Evie is quickly drawn further into the world of the cult members, who seem to live “honestly” and without the burden of societal norms. Her previously-wholesome life takes a turn down a dark, twisty road of drugs, sex, and identity crisis. While the bulk of the novel centers on Evie’s storied past, these parts are flashbacks; readers are exposed to “modern-day” Evie only a few times in the book, and she seems to be a perfectly confused and guilt-ridden product of her chaotic brush with the wild side.
The novel reads like a spin-off of the Manson murders, which take place the same year. Having had little exposure to the Manson cult’s storied past, I conducted some light research as I read and found many parallels between the characters of the book and the infamous figures of Manson’s murder spree. Some criticized Cline for this parallel; but I chose to focus more on the tale as a representation of the complexities that arise on the path to becoming a woman, and as such, was extremely satisfied with the novel. Also, given my limited knowledge of the time period or murders, I thought the parallel was intriguing and made for a quickly-paced read.

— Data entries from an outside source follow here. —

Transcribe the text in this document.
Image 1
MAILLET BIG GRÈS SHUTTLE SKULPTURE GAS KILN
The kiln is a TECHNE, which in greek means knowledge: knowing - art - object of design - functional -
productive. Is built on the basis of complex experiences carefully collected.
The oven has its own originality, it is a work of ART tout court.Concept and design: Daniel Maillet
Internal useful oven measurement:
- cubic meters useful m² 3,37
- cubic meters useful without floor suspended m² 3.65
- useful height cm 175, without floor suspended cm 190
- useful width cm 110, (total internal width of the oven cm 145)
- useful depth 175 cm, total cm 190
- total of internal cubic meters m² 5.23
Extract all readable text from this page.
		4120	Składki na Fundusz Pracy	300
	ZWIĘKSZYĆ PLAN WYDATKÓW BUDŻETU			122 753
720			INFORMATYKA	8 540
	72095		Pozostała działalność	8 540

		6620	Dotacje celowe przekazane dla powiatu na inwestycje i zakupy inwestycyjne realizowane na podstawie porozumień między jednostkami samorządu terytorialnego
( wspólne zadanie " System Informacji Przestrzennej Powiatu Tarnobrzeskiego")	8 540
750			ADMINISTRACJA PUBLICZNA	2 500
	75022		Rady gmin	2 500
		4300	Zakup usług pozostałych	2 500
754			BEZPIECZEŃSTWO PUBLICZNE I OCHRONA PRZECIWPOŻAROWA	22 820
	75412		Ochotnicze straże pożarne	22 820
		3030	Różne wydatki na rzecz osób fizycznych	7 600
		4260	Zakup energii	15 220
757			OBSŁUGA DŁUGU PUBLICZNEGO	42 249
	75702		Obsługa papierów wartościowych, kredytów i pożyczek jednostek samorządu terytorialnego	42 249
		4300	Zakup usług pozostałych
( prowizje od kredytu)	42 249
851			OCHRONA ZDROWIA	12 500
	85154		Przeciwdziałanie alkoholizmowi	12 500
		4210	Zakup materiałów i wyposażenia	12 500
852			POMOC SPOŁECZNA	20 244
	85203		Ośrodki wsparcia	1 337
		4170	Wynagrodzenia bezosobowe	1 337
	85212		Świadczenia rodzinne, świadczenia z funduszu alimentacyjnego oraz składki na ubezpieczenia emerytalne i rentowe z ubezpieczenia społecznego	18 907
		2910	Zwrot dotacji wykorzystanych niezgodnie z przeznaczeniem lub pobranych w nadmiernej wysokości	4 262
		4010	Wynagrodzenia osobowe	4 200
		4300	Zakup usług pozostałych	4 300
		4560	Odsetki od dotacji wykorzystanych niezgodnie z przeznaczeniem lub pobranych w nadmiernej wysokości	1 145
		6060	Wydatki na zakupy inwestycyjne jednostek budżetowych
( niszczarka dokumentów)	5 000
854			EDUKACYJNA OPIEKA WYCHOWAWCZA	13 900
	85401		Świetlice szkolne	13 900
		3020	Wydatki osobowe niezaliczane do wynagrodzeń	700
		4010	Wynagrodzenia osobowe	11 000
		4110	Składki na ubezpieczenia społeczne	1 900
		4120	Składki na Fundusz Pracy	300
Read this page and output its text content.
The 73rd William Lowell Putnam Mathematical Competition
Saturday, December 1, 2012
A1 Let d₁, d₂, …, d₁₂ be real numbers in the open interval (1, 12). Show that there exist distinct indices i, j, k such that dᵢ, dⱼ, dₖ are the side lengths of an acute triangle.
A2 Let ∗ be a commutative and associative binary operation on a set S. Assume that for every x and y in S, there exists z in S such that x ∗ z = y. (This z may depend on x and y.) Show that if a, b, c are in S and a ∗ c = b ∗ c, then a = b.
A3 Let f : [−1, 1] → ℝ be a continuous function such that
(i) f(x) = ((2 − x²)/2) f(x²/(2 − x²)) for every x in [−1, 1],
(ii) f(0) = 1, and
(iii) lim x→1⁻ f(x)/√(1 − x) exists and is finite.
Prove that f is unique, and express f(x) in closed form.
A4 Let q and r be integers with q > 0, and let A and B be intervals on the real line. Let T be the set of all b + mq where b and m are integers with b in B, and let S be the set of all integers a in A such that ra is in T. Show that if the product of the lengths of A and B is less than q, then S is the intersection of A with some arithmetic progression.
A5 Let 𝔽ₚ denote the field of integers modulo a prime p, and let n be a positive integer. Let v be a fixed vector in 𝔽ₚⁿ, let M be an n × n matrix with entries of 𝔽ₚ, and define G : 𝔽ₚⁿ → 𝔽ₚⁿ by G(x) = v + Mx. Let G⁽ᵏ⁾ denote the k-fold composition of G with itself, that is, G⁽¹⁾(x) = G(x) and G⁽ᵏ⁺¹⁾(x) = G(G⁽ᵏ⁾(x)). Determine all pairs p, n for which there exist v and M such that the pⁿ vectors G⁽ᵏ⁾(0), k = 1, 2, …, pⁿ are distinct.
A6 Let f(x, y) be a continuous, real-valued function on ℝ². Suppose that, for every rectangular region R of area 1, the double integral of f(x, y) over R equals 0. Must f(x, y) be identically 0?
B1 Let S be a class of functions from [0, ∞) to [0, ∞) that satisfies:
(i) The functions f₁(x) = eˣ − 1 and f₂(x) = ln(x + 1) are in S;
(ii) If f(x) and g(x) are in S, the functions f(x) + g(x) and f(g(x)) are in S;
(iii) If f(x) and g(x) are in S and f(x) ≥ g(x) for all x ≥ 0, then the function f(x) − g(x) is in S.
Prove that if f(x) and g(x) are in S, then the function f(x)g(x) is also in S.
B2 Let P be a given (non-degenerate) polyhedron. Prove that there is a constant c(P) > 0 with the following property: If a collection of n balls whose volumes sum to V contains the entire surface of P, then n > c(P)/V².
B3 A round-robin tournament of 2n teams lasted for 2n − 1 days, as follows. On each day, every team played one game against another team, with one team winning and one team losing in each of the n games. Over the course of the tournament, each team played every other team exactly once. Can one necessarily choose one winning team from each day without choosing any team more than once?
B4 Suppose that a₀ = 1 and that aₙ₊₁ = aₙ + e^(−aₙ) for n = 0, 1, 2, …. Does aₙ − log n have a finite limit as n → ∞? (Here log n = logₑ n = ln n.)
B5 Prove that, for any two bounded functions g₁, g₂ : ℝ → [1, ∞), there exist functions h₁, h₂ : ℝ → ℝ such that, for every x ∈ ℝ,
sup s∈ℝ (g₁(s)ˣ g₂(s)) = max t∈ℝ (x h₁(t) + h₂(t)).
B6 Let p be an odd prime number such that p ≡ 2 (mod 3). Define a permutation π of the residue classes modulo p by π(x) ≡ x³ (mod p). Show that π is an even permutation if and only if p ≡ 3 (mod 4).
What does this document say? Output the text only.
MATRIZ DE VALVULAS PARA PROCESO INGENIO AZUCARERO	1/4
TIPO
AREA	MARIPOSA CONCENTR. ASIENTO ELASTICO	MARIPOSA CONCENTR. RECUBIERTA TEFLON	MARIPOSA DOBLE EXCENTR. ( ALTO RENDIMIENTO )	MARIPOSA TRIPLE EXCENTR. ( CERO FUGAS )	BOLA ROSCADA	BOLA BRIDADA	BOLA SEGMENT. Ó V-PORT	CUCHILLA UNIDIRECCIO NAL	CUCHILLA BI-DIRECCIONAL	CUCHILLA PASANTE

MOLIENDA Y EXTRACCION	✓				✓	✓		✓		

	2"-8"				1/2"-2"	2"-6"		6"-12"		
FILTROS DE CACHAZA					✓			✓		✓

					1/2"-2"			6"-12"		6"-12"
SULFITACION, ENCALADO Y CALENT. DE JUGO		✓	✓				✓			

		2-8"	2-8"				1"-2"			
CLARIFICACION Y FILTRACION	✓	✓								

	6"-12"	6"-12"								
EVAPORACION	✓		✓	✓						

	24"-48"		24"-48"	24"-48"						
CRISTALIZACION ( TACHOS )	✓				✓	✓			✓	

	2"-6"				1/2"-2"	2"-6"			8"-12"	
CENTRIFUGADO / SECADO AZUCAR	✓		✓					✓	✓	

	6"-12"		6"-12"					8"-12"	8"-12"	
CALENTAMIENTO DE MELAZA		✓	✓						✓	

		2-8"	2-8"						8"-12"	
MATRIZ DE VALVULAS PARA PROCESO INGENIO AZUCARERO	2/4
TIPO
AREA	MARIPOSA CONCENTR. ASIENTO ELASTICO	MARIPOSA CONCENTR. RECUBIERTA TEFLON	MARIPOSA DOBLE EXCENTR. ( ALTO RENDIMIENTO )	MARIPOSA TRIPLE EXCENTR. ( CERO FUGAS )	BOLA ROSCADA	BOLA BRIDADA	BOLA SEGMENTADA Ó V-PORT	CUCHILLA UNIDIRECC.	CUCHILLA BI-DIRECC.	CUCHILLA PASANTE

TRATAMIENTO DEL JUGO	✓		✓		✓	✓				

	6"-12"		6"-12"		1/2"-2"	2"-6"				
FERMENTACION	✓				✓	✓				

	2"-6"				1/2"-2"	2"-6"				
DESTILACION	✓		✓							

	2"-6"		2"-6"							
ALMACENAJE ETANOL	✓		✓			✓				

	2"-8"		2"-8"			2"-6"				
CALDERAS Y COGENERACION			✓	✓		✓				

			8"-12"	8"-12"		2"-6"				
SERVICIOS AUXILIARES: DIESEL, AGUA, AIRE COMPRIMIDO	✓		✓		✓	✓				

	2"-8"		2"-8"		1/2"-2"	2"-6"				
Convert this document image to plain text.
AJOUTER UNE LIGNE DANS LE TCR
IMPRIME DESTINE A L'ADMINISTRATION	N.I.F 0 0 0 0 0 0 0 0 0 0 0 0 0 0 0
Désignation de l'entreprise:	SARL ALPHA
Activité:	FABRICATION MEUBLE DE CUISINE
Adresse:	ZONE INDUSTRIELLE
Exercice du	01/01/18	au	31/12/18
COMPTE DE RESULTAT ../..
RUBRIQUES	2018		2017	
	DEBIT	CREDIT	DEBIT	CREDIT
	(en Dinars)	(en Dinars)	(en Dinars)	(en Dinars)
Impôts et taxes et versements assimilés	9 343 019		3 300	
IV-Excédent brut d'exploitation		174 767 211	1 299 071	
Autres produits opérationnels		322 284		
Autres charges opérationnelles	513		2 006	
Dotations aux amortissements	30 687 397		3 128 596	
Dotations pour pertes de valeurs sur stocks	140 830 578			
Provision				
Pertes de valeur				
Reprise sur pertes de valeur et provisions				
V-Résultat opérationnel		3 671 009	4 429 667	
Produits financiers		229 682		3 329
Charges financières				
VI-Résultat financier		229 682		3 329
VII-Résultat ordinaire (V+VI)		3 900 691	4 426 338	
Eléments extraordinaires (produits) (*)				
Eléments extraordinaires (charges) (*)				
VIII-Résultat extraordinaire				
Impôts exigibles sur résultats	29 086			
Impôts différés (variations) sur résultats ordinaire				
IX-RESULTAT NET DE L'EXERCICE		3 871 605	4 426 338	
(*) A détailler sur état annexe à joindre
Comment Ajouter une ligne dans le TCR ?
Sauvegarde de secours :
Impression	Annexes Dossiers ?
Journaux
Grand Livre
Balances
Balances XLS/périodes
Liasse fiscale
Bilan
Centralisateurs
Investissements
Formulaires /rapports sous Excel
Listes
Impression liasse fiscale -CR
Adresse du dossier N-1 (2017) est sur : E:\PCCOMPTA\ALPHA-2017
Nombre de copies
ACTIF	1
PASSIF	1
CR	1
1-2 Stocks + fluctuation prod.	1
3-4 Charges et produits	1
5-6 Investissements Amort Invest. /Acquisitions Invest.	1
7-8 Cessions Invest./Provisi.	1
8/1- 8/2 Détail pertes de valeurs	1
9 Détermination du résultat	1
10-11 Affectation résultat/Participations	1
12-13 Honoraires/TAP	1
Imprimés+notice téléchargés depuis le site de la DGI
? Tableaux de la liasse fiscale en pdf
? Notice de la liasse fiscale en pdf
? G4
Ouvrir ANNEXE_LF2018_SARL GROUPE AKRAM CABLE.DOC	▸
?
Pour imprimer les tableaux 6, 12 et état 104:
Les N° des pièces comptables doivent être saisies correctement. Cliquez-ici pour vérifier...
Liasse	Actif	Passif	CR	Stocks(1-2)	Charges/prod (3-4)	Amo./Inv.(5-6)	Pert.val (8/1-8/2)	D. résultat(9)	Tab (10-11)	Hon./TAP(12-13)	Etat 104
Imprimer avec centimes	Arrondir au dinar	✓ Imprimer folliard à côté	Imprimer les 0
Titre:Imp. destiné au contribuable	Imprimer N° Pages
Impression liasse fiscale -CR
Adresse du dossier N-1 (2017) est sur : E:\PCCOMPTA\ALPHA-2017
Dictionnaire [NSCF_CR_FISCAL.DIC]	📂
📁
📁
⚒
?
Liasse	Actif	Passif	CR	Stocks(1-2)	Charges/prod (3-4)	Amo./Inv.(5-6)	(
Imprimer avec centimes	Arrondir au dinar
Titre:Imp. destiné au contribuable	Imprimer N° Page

The Girls is a page-turner filled with stark nuggets of truth about the struggles of being a young girl in the 1960s (and 70s, and 80s, and 90s, and so on). My chest began to ache as I followed Evie’s tale and recalled my own floundering efforts to discover myself as a teenager; while I couldn’t relate to the chaotic, drug-infused lifestyle Evie experienced, I could connect to her feelings of uncertainty, inadequacy, and desire — to belong, to be loved, to be woman.
Rating: 5/5 stars, highly recommended.